Researchers at the University of Edinburgh in Scotland have made a major breakthrough in developing a new male contraceptive.
That is, a non-hormone related male contraceptive. Current male contraceptives rely on halting the production of testosterone and can result in adverse side effects such as mood swings, acne, and irritability.
The potential for a new male contraceptive is based on the discovery of a specific gene. That gene, known as Katnal1, is crucial for sperm to fully mature in the testes.
By understanding what exactly Katnal1 does and how it works, researchers hope to be able to intercept the process and make the genes temporarily unproductive.

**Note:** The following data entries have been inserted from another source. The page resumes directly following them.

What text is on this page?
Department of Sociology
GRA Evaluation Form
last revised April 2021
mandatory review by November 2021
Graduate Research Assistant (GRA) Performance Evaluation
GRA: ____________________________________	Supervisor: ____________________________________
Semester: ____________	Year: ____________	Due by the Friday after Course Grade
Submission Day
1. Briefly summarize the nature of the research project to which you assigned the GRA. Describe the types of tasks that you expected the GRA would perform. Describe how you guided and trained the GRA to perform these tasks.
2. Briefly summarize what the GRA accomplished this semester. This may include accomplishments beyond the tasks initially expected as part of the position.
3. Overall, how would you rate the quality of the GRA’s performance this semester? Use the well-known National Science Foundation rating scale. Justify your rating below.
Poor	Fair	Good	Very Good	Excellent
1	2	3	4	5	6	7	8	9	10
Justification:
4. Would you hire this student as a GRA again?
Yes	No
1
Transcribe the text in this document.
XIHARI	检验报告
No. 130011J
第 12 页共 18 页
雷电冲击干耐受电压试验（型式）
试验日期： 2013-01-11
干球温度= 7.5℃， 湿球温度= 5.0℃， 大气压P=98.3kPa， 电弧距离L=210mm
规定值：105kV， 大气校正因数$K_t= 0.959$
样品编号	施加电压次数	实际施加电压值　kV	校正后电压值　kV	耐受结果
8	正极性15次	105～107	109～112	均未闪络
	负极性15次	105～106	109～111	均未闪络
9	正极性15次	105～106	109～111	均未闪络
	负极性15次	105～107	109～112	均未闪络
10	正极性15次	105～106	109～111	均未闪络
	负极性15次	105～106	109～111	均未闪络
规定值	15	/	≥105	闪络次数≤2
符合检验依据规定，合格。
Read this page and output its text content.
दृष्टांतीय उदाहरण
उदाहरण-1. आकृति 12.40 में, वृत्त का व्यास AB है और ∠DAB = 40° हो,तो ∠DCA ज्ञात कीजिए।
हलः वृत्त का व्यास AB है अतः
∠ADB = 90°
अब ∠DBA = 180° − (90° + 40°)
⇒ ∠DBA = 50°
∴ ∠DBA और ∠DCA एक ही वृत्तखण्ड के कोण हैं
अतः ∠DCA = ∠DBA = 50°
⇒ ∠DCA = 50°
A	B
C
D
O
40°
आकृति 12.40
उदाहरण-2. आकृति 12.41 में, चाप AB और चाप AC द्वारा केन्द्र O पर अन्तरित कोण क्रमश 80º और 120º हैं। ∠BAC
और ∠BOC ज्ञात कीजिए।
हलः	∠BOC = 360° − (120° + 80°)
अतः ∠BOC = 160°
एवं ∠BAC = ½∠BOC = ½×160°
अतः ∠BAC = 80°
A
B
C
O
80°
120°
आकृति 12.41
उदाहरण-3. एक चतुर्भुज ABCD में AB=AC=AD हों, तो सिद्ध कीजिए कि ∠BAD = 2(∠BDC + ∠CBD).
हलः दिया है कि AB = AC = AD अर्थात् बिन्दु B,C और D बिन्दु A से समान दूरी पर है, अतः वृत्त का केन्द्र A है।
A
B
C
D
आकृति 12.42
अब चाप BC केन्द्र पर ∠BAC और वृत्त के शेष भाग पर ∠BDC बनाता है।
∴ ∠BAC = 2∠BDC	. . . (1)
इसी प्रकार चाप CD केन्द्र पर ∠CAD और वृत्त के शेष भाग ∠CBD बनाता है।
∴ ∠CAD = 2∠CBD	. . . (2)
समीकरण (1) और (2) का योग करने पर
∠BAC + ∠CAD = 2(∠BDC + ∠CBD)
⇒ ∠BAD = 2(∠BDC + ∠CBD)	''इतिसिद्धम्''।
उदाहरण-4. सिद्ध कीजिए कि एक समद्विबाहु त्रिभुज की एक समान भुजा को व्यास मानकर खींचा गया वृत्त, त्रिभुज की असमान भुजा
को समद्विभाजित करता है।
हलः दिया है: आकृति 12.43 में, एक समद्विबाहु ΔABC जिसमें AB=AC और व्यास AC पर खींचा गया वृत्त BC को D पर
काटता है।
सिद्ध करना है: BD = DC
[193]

Dr. Lee Smith from the University of Edinburgh’s Centre for Reproductive Health, and author on the study, says "If we can find a way to target this gene in the testes, we could potentially develop a non-hormonal contraceptive."
Almost more exciting than the prospect of a new male contraceptive is the idea that this discovery might also lead to new male infertility treatments.
Lee and his team discovered in their study that Katnal1, when “out of service”, makes male mice infertile.
Dr. Smith says of the research study findings that "Such information will be of utility both for increasing our understanding of male infertility and the development of treatments and non-hormonal male contraceptives."
Discovery of the gene is quite remarkable as this gene is responsible for the entire process of healthy sperm production, maturation, and even the breaking down and rebuilding of important structures within the testes.
As Smith puts it, "Although other research is being carried out into non-hormonal male contraceptives, identification of a gene that controls sperm production in the way Katnal1 does is a unique and significant step forward in our understanding of testis biology."